The botanical garden contains over 500 of plant species from both Mexico State and around the world. In the center is a bust of Eizi Matuda, a Japanese scientist who is known for his research into the flora of Mexico State, classifying more than 6,000 species. Another monument in the garden is the “lantern of friendship” which was a gift from the Saitama Prefecture to the State of Mexico when the two became sister states in 1980. The garden host arts exhibitions and other events such as an exposition and workshop event on bonsai plants.

==Operation of the Cosmovitral==
The Cosmovitral is located on the corner of Juárez and Lerdo de Tejada streets in the downtown. The main facade overlooks the plaza named for priest, researcher and philosopher Ángel María Garibay Kintana. It is open Tuesday to Sunday, 9 a.m. to 6 p.m. with tickets at 10 pesos for adults, 5 pesos for children. Guided tours, mostly to explain the Cosmovitral's stained glass, are available. Art exhibitions are hosted regularly.
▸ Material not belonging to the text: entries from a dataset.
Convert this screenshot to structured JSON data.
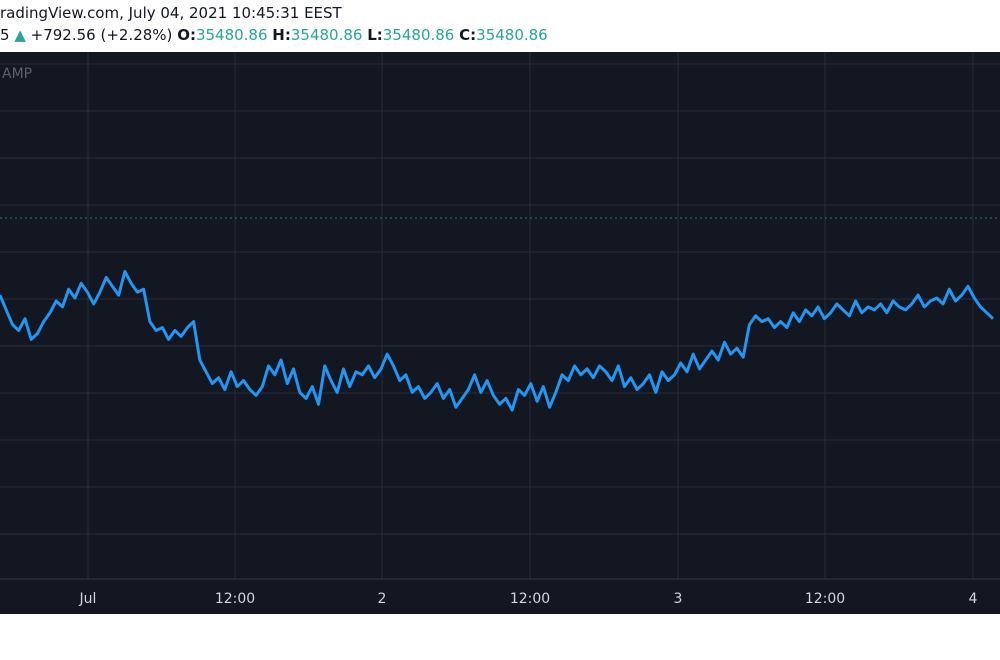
{
  "header": {
    "source_line": "radingView.com, July 04, 2021 10:45:31 EEST",
    "change_prefix": "5",
    "change_arrow": "▲",
    "change_text": "+792.56 (+2.28%)",
    "open_label": "O:",
    "open_value": "35480.86",
    "high_label": "H:",
    "high_value": "35480.86",
    "low_label": "L:",
    "low_value": "35480.86",
    "close_label": "C:",
    "close_value": "35480.86"
  },
  "watermark": "AMP",
  "colors": {
    "line": "#2196f3",
    "background": "#131722",
    "grid": "#2a2e39",
    "up": "#26a69a"
  },
  "chart_data": {
    "type": "line",
    "x_ticks": [
      "Jul",
      "12:00",
      "2",
      "12:00",
      "3",
      "12:00",
      "4"
    ],
    "grid": true,
    "series": [
      {
        "values": [
          0.82,
          0.77,
          0.72,
          0.7,
          0.74,
          0.67,
          0.69,
          0.73,
          0.76,
          0.8,
          0.78,
          0.84,
          0.81,
          0.86,
          0.83,
          0.79,
          0.83,
          0.88,
          0.85,
          0.82,
          0.9,
          0.86,
          0.83,
          0.84,
          0.73,
          0.7,
          0.71,
          0.67,
          0.7,
          0.68,
          0.71,
          0.73,
          0.6,
          0.56,
          0.52,
          0.54,
          0.5,
          0.56,
          0.51,
          0.53,
          0.5,
          0.48,
          0.51,
          0.58,
          0.55,
          0.6,
          0.52,
          0.57,
          0.49,
          0.47,
          0.51,
          0.45,
          0.58,
          0.53,
          0.49,
          0.57,
          0.51,
          0.56,
          0.55,
          0.58,
          0.54,
          0.57,
          0.62,
          0.58,
          0.53,
          0.55,
          0.49,
          0.51,
          0.47,
          0.49,
          0.52,
          0.47,
          0.5,
          0.44,
          0.47,
          0.5,
          0.55,
          0.49,
          0.53,
          0.48,
          0.45,
          0.47,
          0.43,
          0.5,
          0.48,
          0.52,
          0.46,
          0.51,
          0.44,
          0.49,
          0.55,
          0.53,
          0.58,
          0.55,
          0.57,
          0.54,
          0.58,
          0.56,
          0.53,
          0.58,
          0.51,
          0.54,
          0.5,
          0.52,
          0.55,
          0.49,
          0.56,
          0.53,
          0.55,
          0.59,
          0.56,
          0.62,
          0.57,
          0.6,
          0.63,
          0.6,
          0.66,
          0.62,
          0.64,
          0.61,
          0.72,
          0.75,
          0.73,
          0.74,
          0.71,
          0.73,
          0.71,
          0.76,
          0.73,
          0.77,
          0.75,
          0.78,
          0.74,
          0.76,
          0.79,
          0.77,
          0.75,
          0.8,
          0.76,
          0.78,
          0.77,
          0.79,
          0.76,
          0.8,
          0.78,
          0.77,
          0.79,
          0.82,
          0.78,
          0.8,
          0.81,
          0.79,
          0.84,
          0.8,
          0.82,
          0.85,
          0.81,
          0.78,
          0.76,
          0.74
        ]
      }
    ]
  }
}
The Cosmovitral receives about 500 to 600 visits per day, which can double during the Christmas holidays, prompting extended hours. About 60% of the visitors are from the Valley of Mexico, 20% from other parts of Mexico, 15% from Toluca proper and 5% are foreigners. The building completed 100 years of age in 2009, prompting renovation work. The building stone on the outside was cleaned, new lighting added and damage to the lead soldering due to climate repaired. Since the colors of the glass are integrated and not painted on, they do not degrade. The only occasional damage is the breaking of a glass piece when someone throws a rock, which happens very rarely even though 48 of the 71 panels face the street. To date, not a single piece of the work has broken due to earthquake, in part due to the careful work done in engineering the supports for the windows. Keeping the windows clean requires two full-time workers. It takes Cirilo Hernandez Garcia and Cristobal Gonzalez Martinez one year and three months to make a round cleaning all half million glass pieces, a job they have been doing for 25 years. The cleaning is done with only water, a fine wire brush and rags, as chemicals damage the glass.